Department of Infectious Disease, Affiliated Sheng Jing Hospital of China Medical University, Sanhao Street of Heping District, Shenyang, Liaoning Province 110004, China. email@example.com.
To evaluate the short-term effect of lamivudine (LMV) treatment for severe chronic hepatitis B.
Patient data related to the safety and efficacy of using lamivudine (LMV) to treat hepatitis B virus (HBV)-induced liver failure or severe hepatitis were acquired from previous literature. These studies were retrieved from PubMed, Ovid, SpringerLink, Biosis Previews, Academic Search Premier, ProQuest Medical Library, Cochrane Library, China National Knowledge Infrastructure Full-text Database, VIP Chinese Scientific Journal Database, and Chinese Biomedicine. Relative risk and weighted mean difference were used to measure the effects. The major predictors observed included total bilirubin (TBIL), prothrombin activity (PTA), survival rate, and HBV-DNA negative change rate.

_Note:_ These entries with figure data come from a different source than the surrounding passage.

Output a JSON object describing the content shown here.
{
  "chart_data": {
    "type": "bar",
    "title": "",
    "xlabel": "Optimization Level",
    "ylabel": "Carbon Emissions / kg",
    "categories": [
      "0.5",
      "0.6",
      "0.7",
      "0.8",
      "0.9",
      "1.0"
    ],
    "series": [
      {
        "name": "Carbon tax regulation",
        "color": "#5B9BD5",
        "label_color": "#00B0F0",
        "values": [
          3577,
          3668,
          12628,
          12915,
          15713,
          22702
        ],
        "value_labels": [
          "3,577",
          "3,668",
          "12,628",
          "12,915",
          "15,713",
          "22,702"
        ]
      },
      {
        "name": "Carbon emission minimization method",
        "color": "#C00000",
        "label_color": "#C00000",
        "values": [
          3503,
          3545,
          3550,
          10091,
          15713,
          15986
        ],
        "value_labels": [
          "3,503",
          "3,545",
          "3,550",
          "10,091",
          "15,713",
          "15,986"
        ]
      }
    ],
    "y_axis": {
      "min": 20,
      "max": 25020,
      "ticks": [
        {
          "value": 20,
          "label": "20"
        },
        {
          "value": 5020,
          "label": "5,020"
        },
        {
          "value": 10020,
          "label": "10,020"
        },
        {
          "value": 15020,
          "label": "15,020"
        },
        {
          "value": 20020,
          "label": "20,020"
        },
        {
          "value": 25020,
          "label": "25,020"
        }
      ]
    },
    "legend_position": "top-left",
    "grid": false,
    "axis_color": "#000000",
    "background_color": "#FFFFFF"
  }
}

Groups were further divided according to the clinical course and disease staging.
A total of 242 studies were retrieved from the databases. At weeks 4, 8, and 12 of the treatment course, the survival rates and PTA of the test group were distinctively higher than those of the control group. However, TBIL concentrations in the test group were lower than the control group. The HBV-DNA negative change rate was distinctively higher throughout the 12 weeks of LMV treatment. For patients who started LMV treatment in the middle stage, the mortality rate of the test group was lower. For patients who started LMV treatment during the advanced stage, no significant difference was observed between the test and control groups.
LMV decreased HBV-DNA levels in the serum, improved liver function in patients, and enhanced survival rate during the early and medium stages of severe chronic hepatitis B.